Modern education systems have increasingly shifted toward specialization. From an early age, we are encouraged to choose tracks, majors, and careers that lead to expertise in ever narrowing knowledge domains. General education such as history, philosophy or ethics, has been reduced to a formality, a set of requirements to tick off. We end up as highly skilled specialists who are poorly equipped to understand, evaluate or even question the broader systems within which we work.
This has consequences.
When most people only understand their own silo, who is left to see the whole?
Who is responsible for considering side effects, unintended consequences, or systemic feedback loops?
Engineers optimize for efficiency. Doctors follow protocol. Economists model behavior. Administrators enforce compliance. Each works competently, yet often in isolation, without overall context or perspective.
But how safe is the assumption that if every expert does their part, the system will work as a whole?
Decisions in one domain have consequences in another.
Technology and AI
Programmers and engineers build tools with increasing power, often without training in the social, ethical, or philosophical implications of those tools. Platforms that shape public discourse are designed with attention to engagement metrics, not civic health. Those who understand the algorithms rarely understand the consequences. Those who understand societal consequences rarely understand the algorithms.
Environmental policy
Ecologists understand habitats. Engineers understand infrastructure. Economists understand incentives. But climate policy needs to be about more than all three. When specialists disagree, or when trade-offs span decades, who mediates? Without integrative thinking, decisions are made based on incomplete pictures, each drawn by an expert who sees only part of the problem.
Bureaucracy and governance
Public institutions are built on compartmentalization. Ministries, departments, and agencies each operate within narrowly defined mandates. This division obscures accountability: everyone follows their own brief, and no one owns the outcome. When responsibility for the whole is assigned to no one, it effectively belongs to everyone—and thus, to no one at all.
Public health
Virologists focus on infection rates. Epidemiologists model spread. Pharmaceutical companies develop and distribute vaccines. And who consideres the impact of school closures, isolation, deferred screenings, and disrupted livelihoods? The decision-making process largely lacked people with a training, and mandate!, to evaluate long-term consequences. Each expert did their job.
Finance and risk management
Quantitative analysts build risk models using advanced mathematics, assuming that past volatility predicts future outcomes. When systemic risk builds (the 2008 crisis) it tends to be invisible until it’s too late. Each team optimizes its own position; no one carries responsibility for the system.
A systemic problem
What ties these examples together is not individual failure or bad intent: it is a structural over-reliance on narrow expertise.
Modern education is increasingly shaped by the pursuit of measurable results: test scores, standardized metrics, and direct job market relevance.
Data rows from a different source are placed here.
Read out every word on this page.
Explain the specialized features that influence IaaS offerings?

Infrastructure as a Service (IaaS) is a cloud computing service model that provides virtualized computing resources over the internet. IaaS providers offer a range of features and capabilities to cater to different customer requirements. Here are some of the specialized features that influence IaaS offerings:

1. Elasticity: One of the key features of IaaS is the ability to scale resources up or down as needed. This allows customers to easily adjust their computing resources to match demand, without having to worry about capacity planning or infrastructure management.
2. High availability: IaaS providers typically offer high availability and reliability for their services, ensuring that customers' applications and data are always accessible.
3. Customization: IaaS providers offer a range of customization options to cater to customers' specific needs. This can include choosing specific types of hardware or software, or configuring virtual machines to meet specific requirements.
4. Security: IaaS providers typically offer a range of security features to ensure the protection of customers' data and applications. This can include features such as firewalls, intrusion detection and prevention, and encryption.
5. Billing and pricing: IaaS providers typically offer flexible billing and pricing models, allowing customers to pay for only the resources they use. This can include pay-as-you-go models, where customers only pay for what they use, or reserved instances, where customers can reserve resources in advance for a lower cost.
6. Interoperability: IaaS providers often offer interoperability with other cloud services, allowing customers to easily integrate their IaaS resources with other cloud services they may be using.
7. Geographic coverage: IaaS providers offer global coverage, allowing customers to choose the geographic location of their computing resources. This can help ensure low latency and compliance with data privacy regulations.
We have collectively bought into this and ultimately sideline history, ethics, critical reasoning.
We’ve become excellent technicians and poor citizens: vulnerable to manipulation, ideology, and shallow narratives outside our fields of expertise.
If we want wiser collective decisions, we must realize that general knowledge is not a luxury. It is what allows a society to integrate specialized work in a coherent, ethical, and resilient way.